Arabşah, 1986: 456-457; es-Sehavî, (tarihsiz), III: 49; İbn Hacer, 1998, I: 336,
491, el-Makrîzî, 1997, V: 199).

Timur, casuslarından bilgi almadan asla hareket etmez ve kendi ordusunda birinin
casusu varsa onu hemen tanırdı. Çünkü kendi casusları ve sırdaşları sayesinde
yeni doğan her bebekten ve yapılan her gizli şeyden haberi olur, zeki olduğu için
de gözünden hiçbir şey kaçmazdı. Bir yere hareket etmek istediğinde devlet erkânını
hemen toplar ve kendileri ile istişare ederek, onlara istedikleri kadar konuşma
hakkı verirdi. Bundan asla vazgeçmez ve daima “İnsanlardan istişare eden
hiçbir zaman yanılmaz ve düzenli olarak işlerinin sonucunu tartışan kişi asla
pişman olmaz. Benim istişare meclisimde herkes istediği kadar konuşsun ve hiç
çekinmeden istediği fikri söylesin. Eğer hata ederse bir şey kaybetmez, ama isabet
ederse kendisine iki sevap vardır” derdi. Doğru karara varmak için bütün
gücünü harcayan Timur ortaya çıkan kararla kendi fikrini birleştirir ve bunun
kendi isteğine uygun olmasını isterdi. Bütün görüşler bir noktada ittifak ettikten
sonra da bu meclisi feshedip Süleyman Şah, Kumarî, Seyfeddin, Allah Dad, Şah
Melik ve Şeyh Nureddin gibi kişilerden oluşan kendi özel meclisini toplardı. Bu
mecliste durum inceden inceye bir daha gözden geçirilerek nereye, nasıl ve ne
zaman hareket edileceği üzerine ittifakla bir karar alınırdı (İbn Arabşah, 1986:
458; es-Sehavî, (tarihsiz), III: 49).
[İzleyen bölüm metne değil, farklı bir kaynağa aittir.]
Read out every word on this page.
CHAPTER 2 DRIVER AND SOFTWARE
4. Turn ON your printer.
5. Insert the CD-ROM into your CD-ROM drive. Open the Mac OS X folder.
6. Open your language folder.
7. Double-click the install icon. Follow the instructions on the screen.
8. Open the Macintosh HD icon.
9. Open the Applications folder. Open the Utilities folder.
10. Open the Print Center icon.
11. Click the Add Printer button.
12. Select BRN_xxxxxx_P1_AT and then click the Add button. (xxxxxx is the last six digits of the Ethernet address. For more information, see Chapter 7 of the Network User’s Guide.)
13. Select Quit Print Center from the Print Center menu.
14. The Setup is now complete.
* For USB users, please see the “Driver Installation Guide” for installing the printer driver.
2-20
Bu şekilde ince eleyip sık dokuyarak bir yere
hareket etme veya sefere çıkma kararı alan Timur, hiçbir şeyi tesadüfe bırakmaz,
harekete geçmeden önce casusları ile yazışarak her türlü tedbiri alırdı. Sadece
hareket edilecek yön değil, diğer yönler de mutlaka emniyet altına alınırdı. Hareket
sırasında hedef saptırmayı çok iyi beceren, düşmanı, casuslarını ve gözcülerini
yanıltmada çok başarılı olan Timur, önce öncü kuvvetleri kararlaştırılan yere
gruplar halinde yollar, ardından ana orduyu başka bir yöne gönderir, zaruret
olmadıkça gidilecek yerin sırrını kesinlikle hiçbir kimseye vermezdi. Askerlerini
bir doğuya bir batıya götürür, çok kalabalık ordusu bir görünür bir kaybolur, bir
düzene girer bir bozulurdu. Onların geldiğini gören gözcüler ve öğrenen casuslar
hemen efendilerine gördüklerini ve bildiklerini haber verirler ve Timur’un yöneldiği
yerin ahalisine, gelen bu tehlikeye karşı hazırlanmaları haberi verilir, ama hiç
kimse hiçbir şey anlamadan Timur’un ordusu gelerek orayı anında yerle bir eder
veya başka bir yönde başka bir bölgeye ulaştıkları haberi alınırdı. Tabi ki, o bölgenin
halkı bundan habersiz olurdu (İbn Arabşah, 1986: 457-459; es-Sehavî,
(tarihsiz), III: 49).

Mesela Timur, 795 (1292-1293) yılında Bağdat halkının Ahmet b. Üveys’in
zulmünden bıkması ve kendisini Bağdat’a çağırması üzerine hemen Bağdat’a
yönelmiş ve şehre iki günlük mesafedeki Derbend’e geldiği sırada Ahmet b.
Üveys kendisine Şeyh Nureddin Horasanî’yi yollamıştır. Timur, Şeyh

Nureddin’i hürmetle karşılayarak “Bağdat’ı senin hatırın için bırakıyorum”
demiş ve Sultaniye’ye doğru hareket ederken, Şeyh Nureddin ise bu haberi
hemen Ahmed b. Üveys’e müjdeleyerek Bağdat’a yönelmiştir. Sultaniye’ye
doğru hareket etmiş olan Timur, bu arada diğer bir yoldan dolaşarak, güney
taraftan çoktan Bağdat’a girmiş ama Timur’un Bağdat’a doğru geliyor olmasından
dolayı tetikte beklemekte olan Ahmet b. Üveys’in bundan haberi bile
olmamıştır (İbn Hacer, 1998, I: 452-453; el-Makrîzî, 1997, V: 338; İbn Kâdı
Şuhbe, 1977, I: 473). Burada Timur’un hem Şeyh Nureddin Horasanî’ye hürmet
edip, Bağdat’ı kendisinin hatırı için bağışladığını ifade etmesi hem de
Bağdat’a ondan önce ulaşarak şehre girmesi yukarıda da anlatıldığı gibi Timur’un
şavaşırken ve düşmanlarını cezalandırırken yalan söylemeyi ve
hertürlü davranışı mübah görmesinden ileri gelmektedir.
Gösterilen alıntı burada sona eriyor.